In this respect, if you want to help us identifying concrete examples for
the CookBook you would be more than welcome. And if we find out something
is not possible we will list them as use cases to address in the future
revisions.


>
>
>
>  2. Can there be more than one body per annotation?  Why do you need the
>>> Annotation node then? You would have to create an extra URI without a
>>> reason.
>>>
>> There can be either zero or one Body but not more than one, as per the
>> last paragraph in the description of section 3.1
>>
> Why do you need an Annotation node then? What properties can Annotations
> have that Body couldn't have. Normally, it makes sense to separate the
> feature from the location.  What is the difference between body and
> annotation? For me it just seems to be an additional URI to mint,
> additional triples and also additional SPARQL joins .

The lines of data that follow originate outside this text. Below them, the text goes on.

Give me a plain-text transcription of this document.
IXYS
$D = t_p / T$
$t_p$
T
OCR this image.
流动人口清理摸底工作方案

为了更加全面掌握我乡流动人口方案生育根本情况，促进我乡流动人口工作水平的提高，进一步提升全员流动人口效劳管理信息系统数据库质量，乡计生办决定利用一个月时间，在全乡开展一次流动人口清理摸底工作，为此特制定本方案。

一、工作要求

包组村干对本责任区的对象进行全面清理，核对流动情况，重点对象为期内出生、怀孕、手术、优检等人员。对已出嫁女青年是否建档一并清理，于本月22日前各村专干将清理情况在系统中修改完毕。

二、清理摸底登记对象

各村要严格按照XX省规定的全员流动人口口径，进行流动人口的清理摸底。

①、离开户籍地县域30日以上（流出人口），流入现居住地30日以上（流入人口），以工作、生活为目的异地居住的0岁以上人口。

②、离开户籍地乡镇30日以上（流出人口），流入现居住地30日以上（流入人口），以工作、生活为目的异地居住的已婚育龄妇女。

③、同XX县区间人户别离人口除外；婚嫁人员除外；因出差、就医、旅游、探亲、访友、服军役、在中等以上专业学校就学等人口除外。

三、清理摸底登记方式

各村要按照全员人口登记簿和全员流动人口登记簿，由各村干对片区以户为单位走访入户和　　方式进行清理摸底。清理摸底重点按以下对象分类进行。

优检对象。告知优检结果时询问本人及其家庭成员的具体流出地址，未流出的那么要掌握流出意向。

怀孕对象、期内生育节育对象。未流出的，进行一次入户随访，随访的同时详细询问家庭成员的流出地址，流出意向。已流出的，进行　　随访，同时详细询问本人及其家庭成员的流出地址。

I'll give you a couple of examples.

I have a scientific document that publishes some scientific argumentation.
The document contains several claims. We can represent formally a claim
with a discourse ontology and then we can use the node annotation to
connect such representation to the text fragment that is related to that.
The claim is a self contained entity, it is not an annotation and it can
live by itself. The same claim can be published in multiple articles and
different websites and it has authors and provenance usually different than
those of the annotation. We can have one representation of the claim and
multiple annotation objects linking such claim to the text/images fragments
that are 'representing' it. That link is not a property of the body, unless
your body is something else that embeds that claim and we go back having
two entities.

If I annotate video A with video B. Video B is not an annotation is still a
video that has been linked through an annotation. Again, the link is not a
property of the videos, it is something different with different provenance
than the target/body.

I hope this clarifies a bit more our design choice. The choice was also one
of the core design principles of the two previous models OAC and AO that
are now merged in this spec.

In any case, if you have a concrete example to show us that will help the
thinking process.


>
>>
>>  3. The arguments against URI Fragments are very confusing, and I am not
>>> sure what is meant exactly.  e.g.
>>> "If the Target of the Annotation was a resource with a fragment URI,
>>> then it would not be possible to query for the Source's URI directly."
>>> Technically, URI's are not queried, instead URL's are retrieved. With a
>>> URL containing a hash-fragment, the client would strip the #-part and
>>> retrieve the whole content of the resource and then select the respective
>>> fragment addressed by the fragment identifier. That is quite a  "direct"
>>> action in my opinion.
>>>
>> Yes, a good point, I'll try to make this more explicit.  The query use
>> case is that in SPARQL or other similar graph query languages, URIs
>> are treated as completely opaque.  You can't search for the base URL,
>> only the complete one.
>>
>> So, imagine a service that allows you to search for annotations on
>> particular resources.  You would not be able to construct all of the
>> possible URIs with fragments to search for, you would want to just
>> search with the base URL.  And thus to make this easier, we don't want
>> to promote targeting URIs with fragments.
>>
>
> Querying with SPARQL  is more or less the only use case, where URIs using
> fragments are not ideal. I wonder why you would not recommend them,
> however. They are useful for many other use cases. Is SPARQL the main
> reason for the open annotation movement?
>

Sebastian, 'NOT RECOMMENDED' means  "that there may exist valid reasons in
particular circumstances when the particular behavior is acceptable or even
useful, but the full implications should be understood and the case
carefully weighed before implementing any behavior described with this
label". The implications are that the URI fragments are not covering all
the known use cases - in fact we need additional methods to identify
fragments - and that SPARQL will not do the job. In our experience, and
with the interoperability goal in mind,  those are two good reasons and we
feel it is right to warn the users in that regard.